Dans le texte de l'évangile,
il apparaît que Jésus se sert des deux incidents pour
inviter ses auditeurs à la « conversion ».
Ce mot, tel qu';il apparaît dans la langue grecque du Nouveau
Testament, implique un changement d'esprit, une transformation intérieure.
Par son interpellation, Jésus invite ses auditeurs à
se détourner du mal pour se tourner vers Dieu. Il les invite
à un changement de la direction de leur vie, à un
changement de regard sur soi et sur l'environnement. Il les invite
à une transformation qui vient de la prise de conscience
de la fragilité de la vie, qui les amène à
établir un ordre des priorités dicté par des
valeurs plus profondes et durables et qui invite à être
sensibles aux choses essentielles. Si les auditeurs de Jésus
acceptent son interpellation, ils doivent se mettre au travail,
selon ce qui se produit dans la parabole du figuier.
Le travail de l'être
Dans la parabole du figuier, la parole
du vigneron (laisse-le encore cette année), traduit
sa volonté d’entrer en acte pour transformer le monde
présent, pour y travailler et lui offrir un mieux être.

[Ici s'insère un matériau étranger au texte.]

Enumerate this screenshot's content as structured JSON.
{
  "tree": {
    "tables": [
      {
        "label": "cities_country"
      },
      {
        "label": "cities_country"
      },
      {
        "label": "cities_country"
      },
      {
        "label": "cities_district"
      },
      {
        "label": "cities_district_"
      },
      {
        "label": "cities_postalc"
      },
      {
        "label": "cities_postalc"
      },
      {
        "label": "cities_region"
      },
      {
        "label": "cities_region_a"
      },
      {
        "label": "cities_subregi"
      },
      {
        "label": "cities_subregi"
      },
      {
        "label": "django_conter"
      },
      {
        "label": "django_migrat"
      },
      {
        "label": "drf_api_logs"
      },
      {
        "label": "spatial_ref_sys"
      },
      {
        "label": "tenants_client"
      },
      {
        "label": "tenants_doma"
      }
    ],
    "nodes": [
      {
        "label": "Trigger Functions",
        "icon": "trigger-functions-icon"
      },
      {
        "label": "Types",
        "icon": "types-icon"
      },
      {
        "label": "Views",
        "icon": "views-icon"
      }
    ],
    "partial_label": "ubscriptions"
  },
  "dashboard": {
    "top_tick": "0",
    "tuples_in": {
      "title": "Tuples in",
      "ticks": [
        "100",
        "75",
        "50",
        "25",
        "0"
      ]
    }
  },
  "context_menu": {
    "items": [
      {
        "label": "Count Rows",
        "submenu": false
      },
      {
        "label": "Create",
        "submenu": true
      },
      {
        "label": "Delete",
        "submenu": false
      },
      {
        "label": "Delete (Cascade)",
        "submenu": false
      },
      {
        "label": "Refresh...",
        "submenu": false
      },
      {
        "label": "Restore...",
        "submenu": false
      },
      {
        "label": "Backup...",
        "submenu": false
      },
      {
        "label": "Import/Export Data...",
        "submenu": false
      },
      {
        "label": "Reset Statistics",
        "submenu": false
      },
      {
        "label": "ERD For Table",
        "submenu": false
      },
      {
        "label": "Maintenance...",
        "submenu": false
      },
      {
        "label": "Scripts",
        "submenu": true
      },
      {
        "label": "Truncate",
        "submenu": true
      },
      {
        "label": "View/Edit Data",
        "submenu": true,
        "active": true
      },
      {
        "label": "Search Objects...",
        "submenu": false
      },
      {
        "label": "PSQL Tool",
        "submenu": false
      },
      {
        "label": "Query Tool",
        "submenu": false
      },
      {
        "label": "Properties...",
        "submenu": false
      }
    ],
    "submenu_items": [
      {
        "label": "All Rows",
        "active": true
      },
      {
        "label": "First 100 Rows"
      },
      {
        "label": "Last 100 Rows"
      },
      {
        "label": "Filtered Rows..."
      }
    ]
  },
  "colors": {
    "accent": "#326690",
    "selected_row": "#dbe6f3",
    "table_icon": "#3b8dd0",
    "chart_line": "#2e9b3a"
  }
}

Ce monde est celui de notre environnement, de notre existence, qui
a besoin de transformation. Un monde qui a besoin d'un regard nouveau,
pour se dire : « Et si c'était vrai! ».
Le vigneron ne dit pas seulement : « Laisse-le encore
cette année ». Il ajoute aussi : « Je
vais labourer et mettre du fumier ». Labourer
la terre, c'est la préparer, remuer les composantes en places,
etc. Mais, qu'est-ce qu'un terrain préparé et en attente
de quelque chose qui ne viendra jamais? D'où le désir
exprimé par le vigneron de mettre du fumier. Ce
fumier apporte du neuf au terrain préparé. Cela permettra
au figuier de reprendre vigueur, de se reconnaître entre tous,
dans son identité plénière.
Mettre le fumier, peut aussi
être compris comme le fait de remettre en question les structures
qui ne font pas leur preuves depuis un temps, qui freinent le bon
fonctionnement de l'ensemble, qui alourdissent la gestion de la
structure et qui font que la sève ne circule plus de la racine
aux branches, en passant par le tronc. Se disposer à mettre
du fumier est déjà en soi une pédagogie
éducative qui consiste à prendre le temps qu'il faut
pour la réalisation des projets. Accepter de mettre le
fumier suppose qu'on prenne le temps d'évaluer les raisons
pour lesquelles les choses n'avancent pas, pour décider de
conserver quelques aspects, d'améliorer d'autres, d'en transformer
certains ou de simplement en éliminer d'autres encore. C'est
enfin donner à quelqu'un la chance de se réhabiliter,
de se regarder dans le miroir et de se dire : « Je
suis un être humain...»
La chance du figuier
Le figuier, comme la vigne, recèle
un symbolisme biblique d'une grande richesse, qu'il n'est pas possible
de présenter ici dans sa totalité. Selon Osée
(9,
10), cet arbre symbolise Israël, le peuple élu de
Dieu. Or, dans l'enseignement des prophètes (Is
34,4; Jr
5,17 ; 8,13 ;
Os
2,14 ; Jl
1,7.12 ; Am
4,9 et Ha
3,17), le dessèchement du figuier et la perte de ses
fruits est symbole du châtiment. Ainsi, dans la parabole,
le message de Jésus est un avertissement adressé à
Israël, parce qu'il a abandonné l'alliance de Dieu.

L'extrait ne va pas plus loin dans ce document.